Lee Rannals for redOrbit.com – Your Universe Online

NASA’s NuSTAR spacecraft has detected the Milky Way’s central black hole eating a Thanksgiving snack.

Supermassive black holes like the one in the middle of our galaxy sustain themselves by swallowing stars, planets, asteroids, comets and clouds of gas that wander around the galaxy.

The space agency’s new spacecraft allowed it to take an observation of the black hole siphoning gas off a giant star companion.
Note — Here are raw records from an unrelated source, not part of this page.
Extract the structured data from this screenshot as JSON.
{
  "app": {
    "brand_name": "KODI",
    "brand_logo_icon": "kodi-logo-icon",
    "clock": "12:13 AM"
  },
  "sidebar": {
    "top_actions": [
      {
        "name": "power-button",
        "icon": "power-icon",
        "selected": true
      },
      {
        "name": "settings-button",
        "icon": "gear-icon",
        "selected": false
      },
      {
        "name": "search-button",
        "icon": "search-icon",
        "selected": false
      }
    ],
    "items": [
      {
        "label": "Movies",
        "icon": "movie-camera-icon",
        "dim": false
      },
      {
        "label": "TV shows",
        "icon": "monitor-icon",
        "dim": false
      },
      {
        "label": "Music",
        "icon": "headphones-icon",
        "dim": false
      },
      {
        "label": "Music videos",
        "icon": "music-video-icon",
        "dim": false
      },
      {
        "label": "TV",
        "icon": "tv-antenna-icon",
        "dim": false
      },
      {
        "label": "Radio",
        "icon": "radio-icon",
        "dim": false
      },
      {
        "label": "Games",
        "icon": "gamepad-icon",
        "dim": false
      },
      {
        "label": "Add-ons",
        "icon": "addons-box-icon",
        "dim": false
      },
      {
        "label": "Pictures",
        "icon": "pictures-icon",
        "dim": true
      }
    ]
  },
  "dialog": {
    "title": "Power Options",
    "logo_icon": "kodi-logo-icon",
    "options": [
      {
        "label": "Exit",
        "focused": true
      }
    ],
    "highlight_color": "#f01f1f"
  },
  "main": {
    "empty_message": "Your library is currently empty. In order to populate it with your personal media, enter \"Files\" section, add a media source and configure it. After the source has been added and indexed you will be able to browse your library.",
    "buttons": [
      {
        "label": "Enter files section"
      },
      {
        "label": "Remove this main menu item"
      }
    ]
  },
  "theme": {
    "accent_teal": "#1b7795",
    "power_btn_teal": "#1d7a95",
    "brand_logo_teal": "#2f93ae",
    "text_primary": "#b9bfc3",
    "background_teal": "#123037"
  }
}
It is the only telescope capable of producing focused images of the highest-energy X-rays produced by dying stars and ravenous black holes.

“It’s like putting on a new pair of glasses and seeing aspects of the world around us clearly for the first time,” said Fiona Harrison, the mission’s principal investigator at the California Institute of Technology. “We got lucky and captured an outburst from the black hole during our [first] observing campaign.”

NASA’s Chandra X-ray Observatory and infrared data from the Keck telescopes in Hawaii helped to confirm the outburst.

The space agency said the observations raises hope that astronomers will be able to solve why the Milky Way’s black hole is such a picky eater. Most black holes feast, but astronomers have noticed that our own black hole simply eats snacks.

One model shows that trillions of asteroids surround the Milky Way’s core, and these space rocks could be the black hole’s main food source.

Astronomers using the Chandra X-ray Observatory have detected flares consistent with asteroids 6 miles wide or larger falling into the black hole. Smaller asteroids could be being consumed as well, but their flares would be too small to detect.

NuSTAR, which launched on June 13, 2012, has an unprecedented ability to detect and make focused images of X-ray flares, according to NASA. This instrument will help astronomers better understand what is happening in the center of the Milky Way.